O problema, segundo Toldo, estaria na precariedade do saneamento básico nas áreas costeiras urbanizadas do Litoral Norte. Em zonas extensas, diz ele, esgoto estaria contaminando o lençol freático, com um correspondente afloramento de coliformes fecais na parte umedecida da faixa de areia. O aspecto de muitas das poças gera certa desconfiança. Há uma coloração esverdeada ou alaranjada nas bordas e o cheiro parece ser de esgoto. No fim de semana, um jovem estendeu uma toalha na área côncava e sentou-se. Mais tarde, sentiu um odor de fezes não só na toalha, mas também na bermuda umedecida. Ficou convencido de que era esgoto.

– O principal indicativo de risco é o odor. O cheiro desagradável nem sempre é de esgoto. Às vezes há animais mortos e lixo. Mas boa parte é do saneamento – afirma Toldo.

O major Jeferson Ecco, comandante da 1ª companhia de Bombeiros e responsável pelos salva-vidas em Torres e Arroio do Sal, também considera arriscado usar as poças como local de banho.

- Tem risco, sim. Não é nada para se apavorar, mas pode pegar uma micose ou uma virose, há proliferação de bactérias. Então tem de se ligar. Essa água que fica acumulada na areia vem muitas vezes de valões e tem sujeira – afirma.

A Fepam não faz coletas e testes na água das poças, somente no mar, onde há uma presença muito maior de banhistas. O diretor-técnico da fundação, Rafael Volquind, concorda que neste verão há mais pontos de afloramento na areia e que o saneamento precário é realmente um problema: só parte das praias tem estação de tratamento de esgoto, e nessas praias apenas uma parcela das casas está conectada à rede coletora.

Volquind, no entanto, afirma que não há comprovação de que as piscinas à beira-mar estejam contaminadas.

- A princípio, o cheiro pode ser de matéria orgânica. É de evitar por precaução, por desconhecimento. Se houver suspeita, alguma situação desconhecida de cor e de cheiro, não entre. Isso vai do sentimento de cada um – diz.

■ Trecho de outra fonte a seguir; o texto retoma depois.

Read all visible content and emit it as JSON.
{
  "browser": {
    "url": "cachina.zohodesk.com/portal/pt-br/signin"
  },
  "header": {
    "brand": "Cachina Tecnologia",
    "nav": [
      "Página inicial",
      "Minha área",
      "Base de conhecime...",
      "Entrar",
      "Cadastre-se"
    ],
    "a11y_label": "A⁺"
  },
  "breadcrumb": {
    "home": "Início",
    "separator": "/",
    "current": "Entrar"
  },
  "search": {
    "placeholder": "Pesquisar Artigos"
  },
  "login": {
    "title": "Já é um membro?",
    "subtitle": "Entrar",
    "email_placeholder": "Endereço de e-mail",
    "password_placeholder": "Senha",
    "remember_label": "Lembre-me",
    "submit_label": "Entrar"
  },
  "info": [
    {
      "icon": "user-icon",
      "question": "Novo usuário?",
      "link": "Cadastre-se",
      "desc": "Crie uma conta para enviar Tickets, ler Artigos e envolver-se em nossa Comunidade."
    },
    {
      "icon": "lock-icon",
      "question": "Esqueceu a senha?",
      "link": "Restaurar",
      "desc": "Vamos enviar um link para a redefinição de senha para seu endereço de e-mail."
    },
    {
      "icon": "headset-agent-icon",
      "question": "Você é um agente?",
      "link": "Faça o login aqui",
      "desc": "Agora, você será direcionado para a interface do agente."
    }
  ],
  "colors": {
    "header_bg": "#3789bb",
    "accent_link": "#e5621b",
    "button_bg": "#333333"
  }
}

Ressaca é uma possível causa

Uma das explicações mais comuns para a proliferação das poças é a grande ressaca que atingiu o litoral gaúcho em outubro passado. Ela lavou a costa, carregando toneladas de areia para dentro do mar e mudando a morfologia da praia. Houve rebaixamento da faixa litorânea. Em algumas guaritas de salva-vidas, porções de 30 centímetros dos pilares, antes enterradas, estão à mostra. Com a areia baixa, ficaria mais fácil o mar avançar e formar as piscinas.

– As pessoas perguntam se é esgoto, mas é água do mar. Uma vez, chegou a formar lodo com cheiro ruim, mas por estar muito tempo parado. Se há perigo, só com análise na água para saber – observou o salva-vidas Fábio de Vargas.

Na avaliação de Toldo, contudo, o fenômeno não tem relação direta com a ressaca. Segundo ele, a formação das poças é um fenômeno típico do litoral gaúcho, aparecendo com mais ou menos força em determinados verões. O professor diz que o fato de o mar chegar a essas piscinas dilui a água, mas não afasta totalmente os riscos se ela estiver contaminada.

Segundo ele, a influência que a ressaca pode ter tido é que, ao rebaixar a areia, deixou o lençol freático mais próximo da superfície – e mais suscetível a aflorar.

Depois de ouvir o relato de ZH sobre as poças e seu uso como piscina, Gilberto Lessa, geólogo da prefeitura de Capão, realizou uma vistoria na manhã de quarta. Disse não ter visto nada alarmante.

– Foi uma vistoria visual. Aparentemente, não tem nada que comprometa a qualidade. Mas vamos ficar atentos – disse.